Centre for Statistics

Buzzwords unwrapped 2: what do people mean by "model"?

Prof. Chris Dent continues our series in which he "unwraps" current prominent "buzzwords".

Prof. Chris Dent
Prof. Chris Dent, Co-Director at the CfS

Different communities’ differing understandings of the word “model” have caused confusion within a number of projects on which I have worked. This note clarifies the various elements which make up a computer model. It does not attempt to give a definitive definition of the single word “model”, as given the range of meanings it takes on that would probably be futile – as per my Centre for Statistics blog on the meanings of the terms “Digital Twin” and “AI”, my intention is to explain the relevant concepts to help people follow others’ arguments and ask the right questions.

I should stress that I am not claiming that the term “model” is a buzzword – it has been in general use for many years in this context (the Oxford English Dictionary’s first relevant example is from the Journal of the Royal Statistical Society in 1901). Nevertheless, it does fit will with the theme of this series, as being a term whose meaning causes confusion in communication, particularly between different research and professional disciplines.

A computer model typically consists of:

  • An underlying mathematical model structure, which would typically be a set of equations which one writes out on paper, and which is independent of the computer implementation. In a physical system such as an electricity network, this underlying model structure would often be referred to as the governing equations.
  • Data.
  • Possibly a numerical scheme which is used to evaluate model outputs. Again, this is something which one writes down on paper, and is thus not the same thing as the computer implementation.
  • The computer implementation of the model structure and numerical scheme, and combination of these with the data.

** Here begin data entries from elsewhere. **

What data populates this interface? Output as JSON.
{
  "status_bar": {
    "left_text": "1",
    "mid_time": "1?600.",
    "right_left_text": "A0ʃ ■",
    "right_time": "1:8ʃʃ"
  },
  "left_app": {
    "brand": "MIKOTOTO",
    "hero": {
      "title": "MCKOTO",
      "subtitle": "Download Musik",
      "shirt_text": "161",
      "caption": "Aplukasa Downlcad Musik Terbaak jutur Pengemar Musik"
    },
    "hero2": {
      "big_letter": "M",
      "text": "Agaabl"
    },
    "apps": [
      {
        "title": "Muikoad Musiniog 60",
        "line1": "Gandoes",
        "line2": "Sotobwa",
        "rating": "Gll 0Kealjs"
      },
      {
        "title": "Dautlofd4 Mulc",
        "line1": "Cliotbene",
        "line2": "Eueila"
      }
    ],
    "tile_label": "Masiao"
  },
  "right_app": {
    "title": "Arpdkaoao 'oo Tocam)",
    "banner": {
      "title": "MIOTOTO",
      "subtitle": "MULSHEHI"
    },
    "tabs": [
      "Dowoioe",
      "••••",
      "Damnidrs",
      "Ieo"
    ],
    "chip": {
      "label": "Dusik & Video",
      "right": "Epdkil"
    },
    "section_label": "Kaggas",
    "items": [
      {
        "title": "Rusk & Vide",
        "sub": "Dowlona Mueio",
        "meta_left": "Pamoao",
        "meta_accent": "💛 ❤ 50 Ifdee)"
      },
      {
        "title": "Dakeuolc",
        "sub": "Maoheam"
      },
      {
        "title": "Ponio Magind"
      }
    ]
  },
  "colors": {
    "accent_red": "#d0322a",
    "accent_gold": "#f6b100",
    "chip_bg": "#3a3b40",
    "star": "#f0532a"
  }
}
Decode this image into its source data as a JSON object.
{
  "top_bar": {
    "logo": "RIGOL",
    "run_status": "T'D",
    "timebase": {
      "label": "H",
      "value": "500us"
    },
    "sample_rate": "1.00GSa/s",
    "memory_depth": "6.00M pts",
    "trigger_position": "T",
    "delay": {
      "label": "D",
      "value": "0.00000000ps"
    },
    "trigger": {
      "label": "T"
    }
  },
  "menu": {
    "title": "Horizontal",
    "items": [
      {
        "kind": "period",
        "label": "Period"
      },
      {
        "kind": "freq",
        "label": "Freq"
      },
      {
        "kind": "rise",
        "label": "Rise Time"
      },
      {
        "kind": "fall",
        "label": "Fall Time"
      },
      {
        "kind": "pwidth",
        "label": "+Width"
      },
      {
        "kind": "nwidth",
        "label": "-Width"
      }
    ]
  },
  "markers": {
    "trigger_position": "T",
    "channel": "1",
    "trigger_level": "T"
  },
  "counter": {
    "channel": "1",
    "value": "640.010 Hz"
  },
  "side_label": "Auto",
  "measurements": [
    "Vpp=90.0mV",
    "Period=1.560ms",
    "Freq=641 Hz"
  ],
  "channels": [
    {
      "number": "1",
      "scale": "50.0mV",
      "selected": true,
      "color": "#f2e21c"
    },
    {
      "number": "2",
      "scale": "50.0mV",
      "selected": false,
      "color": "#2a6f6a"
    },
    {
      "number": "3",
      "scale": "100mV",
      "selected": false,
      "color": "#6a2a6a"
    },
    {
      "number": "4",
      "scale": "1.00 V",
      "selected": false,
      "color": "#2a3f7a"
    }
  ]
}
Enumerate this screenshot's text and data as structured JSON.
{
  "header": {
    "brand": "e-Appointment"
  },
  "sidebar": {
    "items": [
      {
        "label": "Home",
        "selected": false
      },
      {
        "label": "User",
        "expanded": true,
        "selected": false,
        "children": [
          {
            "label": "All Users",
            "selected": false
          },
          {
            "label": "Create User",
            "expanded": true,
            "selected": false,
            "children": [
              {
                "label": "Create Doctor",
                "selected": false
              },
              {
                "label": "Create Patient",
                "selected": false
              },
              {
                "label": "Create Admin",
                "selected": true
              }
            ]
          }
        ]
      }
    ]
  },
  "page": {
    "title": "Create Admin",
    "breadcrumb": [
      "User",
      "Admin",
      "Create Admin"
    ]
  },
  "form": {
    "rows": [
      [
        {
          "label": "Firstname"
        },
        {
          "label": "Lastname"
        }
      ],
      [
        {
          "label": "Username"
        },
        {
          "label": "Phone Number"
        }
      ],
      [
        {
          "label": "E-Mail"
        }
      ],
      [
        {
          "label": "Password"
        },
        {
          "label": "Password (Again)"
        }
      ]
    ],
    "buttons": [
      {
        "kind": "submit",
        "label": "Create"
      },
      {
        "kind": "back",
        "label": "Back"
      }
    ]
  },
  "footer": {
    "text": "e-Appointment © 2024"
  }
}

A particular implementation of the underlying mathematical model, i.e. the last of these, is often referred to in the statistical uncertainty quantification community as a simulator. Thus in many circumstances simulatorand computer model may be regarded as synonymous, but one has to be careful to avoid ambiguity.

It is common in the mathematical science community to use the term “model” to refer only to the first of the above. This is linked to the general matter of good practice in computer implementations of separating the model structure and data, so that they can be managed independently. A major drawback of working in Excel, for instance, is that there is no such separation where worksheet formulae are used, in which case changing the size or structure of a dataset inevitably also means copying formulae. More generally, spreadsheets also contain multiple instances of the same formula in the model’s structure. These issues reduce transparency, and create possibilities for hard-to-spot bugs.

The energy modelling framework TIMES[1], which allows users to input data from a system of their choice and which is then brought together with a common underlying model structure, provides an instructive example. Where people in the energy application community refer to building a TIMES model (such as Scottish TIMES or UK TIMES), in the above classification this would refer to developing a dataset for a particular region or country rather than specifying a new underlying model structure. The TIMES framework then brings together the underlying mathematical model specification and the data to form an optimization model for the particular question poised, and then passes it to an efficient general purpose optimization code for solution.

 

Chris Dent is Professor of Industrial Mathematics;  Director of the Statistical Consulting Unit at the University of Edinburgh; and a Turing Fellow at the Alan Turing Institute.